Kafka는 우리에게 과했다

메시지 순서 문제를 해결하려고 메시지 브로커를 검토했어요. 처음에는 “실시간 메시징이니까 Kafka 써야 하는 거 아니야?”라는 생각이 있었습니다. 하지만 실제로 각 기술을 비교해보니 우리 상황에 맞는 답은 달랐어요.

Kafka: 설정이 너무 복잡했다

Kafka가 제일 먼저 후보에 올랐어요. 메시지를 디스크에 저장하고, 파티션 단위로 순서를 보장하고, 초당 수십만 건 처리도 가능하죠.

설정을 시작했습니다.

KRaft 모드 설정, 클러스터 ID 생성, 메타데이터 디렉토리 포맷, 브로커별 고유 ID 설정, 리플리케이션 팩터 설정, 파티션 개수 설계…

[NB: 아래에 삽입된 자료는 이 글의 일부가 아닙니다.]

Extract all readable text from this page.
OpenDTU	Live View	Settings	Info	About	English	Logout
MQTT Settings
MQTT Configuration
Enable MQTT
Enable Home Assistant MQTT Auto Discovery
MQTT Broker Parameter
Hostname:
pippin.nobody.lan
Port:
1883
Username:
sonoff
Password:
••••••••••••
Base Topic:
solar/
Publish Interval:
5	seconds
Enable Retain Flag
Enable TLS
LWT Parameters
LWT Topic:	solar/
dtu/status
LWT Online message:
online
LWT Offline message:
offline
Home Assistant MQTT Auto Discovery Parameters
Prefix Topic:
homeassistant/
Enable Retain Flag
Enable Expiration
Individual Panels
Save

6주 프로젝트에서 Kafka 설정에 2주를 쓸 수는 없었다.

Kafka가 필요한 경우는 명확해요:

여러 서비스가 같은 메시지를 소비할 때 (번역, 필터링, 분석 등)
메시지 재처리가 필요할 때 (“어제 메시지 전부 다시 분석해줘”)
Exactly-Once 처리가 필요할 때 (결제, 포인트 적립)

우리 요구사항은 달랐어요:

채팅 메시지 전달만 하면 됨
재처리 필요 없음
중복 전달되어도 클라이언트가 중복 제거하면 됨

우리 트래픽(초당 100~1000건)에 Kafka는 오버 엔지니어링이었어요.

RabbitMQ: 1:1 채팅에는 과했다

RabbitMQ는 메시지를 디스크에 저장하고, ACK 시스템으로 전달을 보장해요. Exchange 패턴으로 라우팅도 유연하고요.

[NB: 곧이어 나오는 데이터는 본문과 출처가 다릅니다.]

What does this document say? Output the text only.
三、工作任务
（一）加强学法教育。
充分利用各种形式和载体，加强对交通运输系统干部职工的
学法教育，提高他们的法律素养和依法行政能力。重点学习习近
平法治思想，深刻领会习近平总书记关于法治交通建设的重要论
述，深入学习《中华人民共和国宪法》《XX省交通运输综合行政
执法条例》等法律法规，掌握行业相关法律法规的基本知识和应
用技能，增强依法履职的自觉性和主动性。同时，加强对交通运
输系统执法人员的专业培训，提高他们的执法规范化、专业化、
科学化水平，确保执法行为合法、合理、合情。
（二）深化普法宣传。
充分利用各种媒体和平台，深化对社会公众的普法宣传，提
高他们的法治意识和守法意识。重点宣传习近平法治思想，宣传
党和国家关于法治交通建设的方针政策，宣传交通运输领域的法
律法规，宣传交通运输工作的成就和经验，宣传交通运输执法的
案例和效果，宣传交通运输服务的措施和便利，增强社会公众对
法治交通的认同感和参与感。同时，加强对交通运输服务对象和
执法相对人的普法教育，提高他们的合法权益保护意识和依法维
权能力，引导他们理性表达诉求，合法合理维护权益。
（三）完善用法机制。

문제는 RabbitMQ가 “메시지 큐”에 최적화되어 있다는 점이에요. 한 메시지를 한 소비자가 처리하는 구조에 강합니다.

1:1 채팅은 한 메시지를 2명(송신자, 수신자)에게 전달해야 해요. 서버를 여러 대로 확장하면 각 서버마다 별도 큐를 생성해야 해서 관리가 복잡해집니다.

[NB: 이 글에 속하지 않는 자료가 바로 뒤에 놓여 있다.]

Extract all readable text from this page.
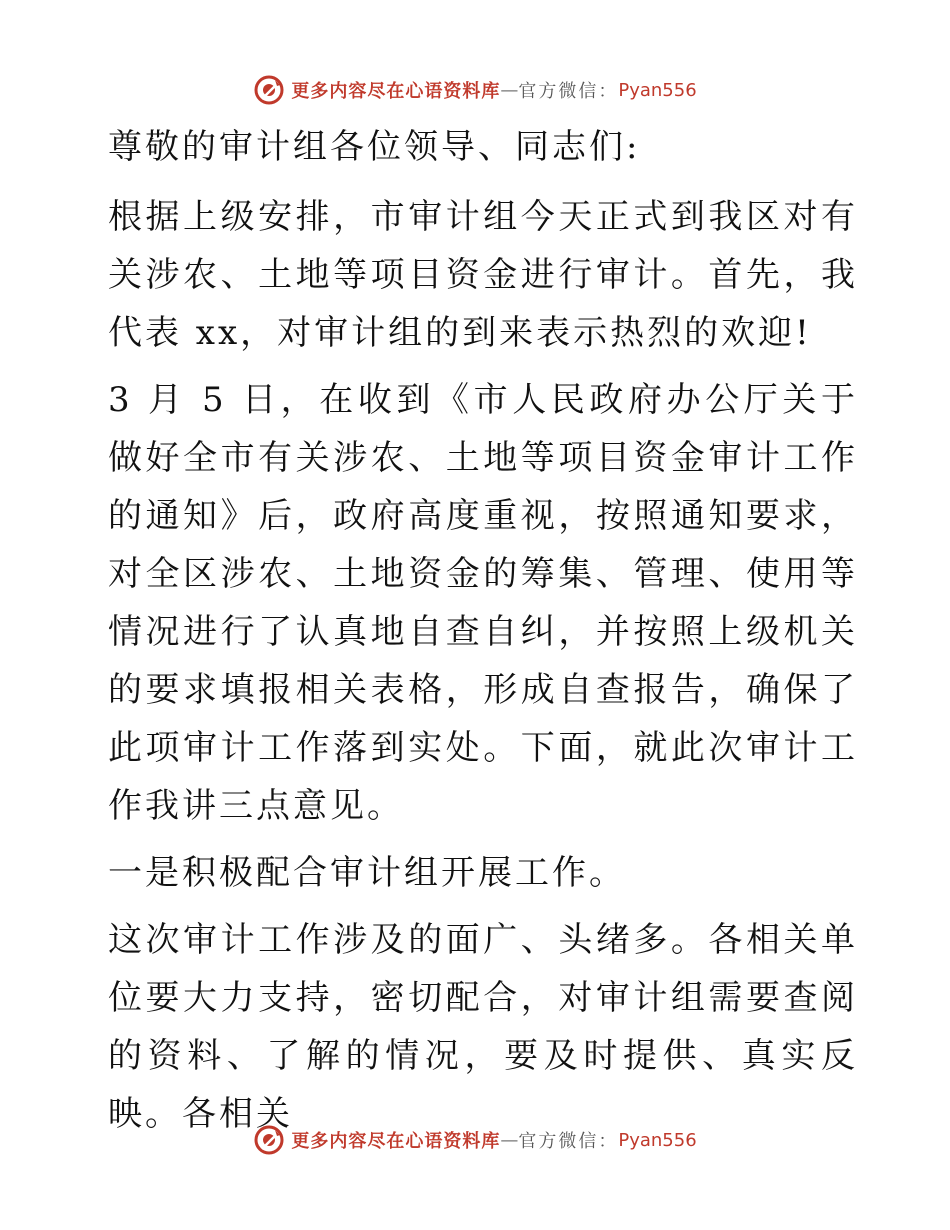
更多内容尽在心语资料库 — 官方微信： Pyan556

尊敬的审计组各位领导、同志们:

根据上级安排，市审计组今天正式到我区对有关涉农、土地等项目资金进行审计。首先，我代表 xx，对审计组的到来表示热烈的欢迎!

3 月 5 日，在收到《市人民政府办公厅关于做好全市有关涉农、土地等项目资金审计工作的通知》后，政府高度重视，按照通知要求，对全区涉农、土地资金的筹集、管理、使用等情况进行了认真地自查自纠，并按照上级机关的要求填报相关表格，形成自查报告，确保了此项审计工作落到实处。下面，就此次审计工作我讲三点意见。

一是积极配合审计组开展工作。

这次审计工作涉及的面广、头绪多。各相关单位要大力支持，密切配合，对审计组需要查阅的资料、了解的情况，要及时提供、真实反映。各相关

更多内容尽在心语资料库 — 官方微信： Pyan556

이미 Redis를 쓰고 있었거든요. 캐싱, 세션 관리에 Redis를 쓰는데, 새로운 미들웨어를 추가하는 건 운영 부담이었어요.

Redis Stream: 용도가 달랐다

Redis 5.0부터 추가된 Redis Stream을 검토했어요. 메시지가 저장되고, 순서가 보장되며, Consumer Group도 지원합니다.

XADD chat:stream * message "안녕하세요"
→ ID: "1609459200000-0" (밀리초 타임스탬프-시퀀스)

Redis가 싱글 스레드로 동작하기 때문에 ID가 순서대로 부여돼요.

Consumer Group 코드:

Consumer Group, Pending List, ACK 처리… 코드가 복잡해졌어요.

팀 회의에서 질문이 나왔습니다.

“실시간 전달에 순서 보장이 꼭 필요한가?”

생각해보니 아니었어요.

네트워크는 원래 불안정해요: 서버에서 순서대로 보내도 클라이언트 네트워크 상황에 따라 도착 순서가 바뀔 수 있거든요.
클라이언트가 정렬하면 돼요: 카카오톡, 슬랙, 디스코드 모두 DB에서 조회할 때 ORDER BY timestamp로 정렬합니다.

Redis Stream의 순서 보장은 실시간 전달에서만 의미 있는데, 어차피 네트워크 때문에 보장이 안 돼요.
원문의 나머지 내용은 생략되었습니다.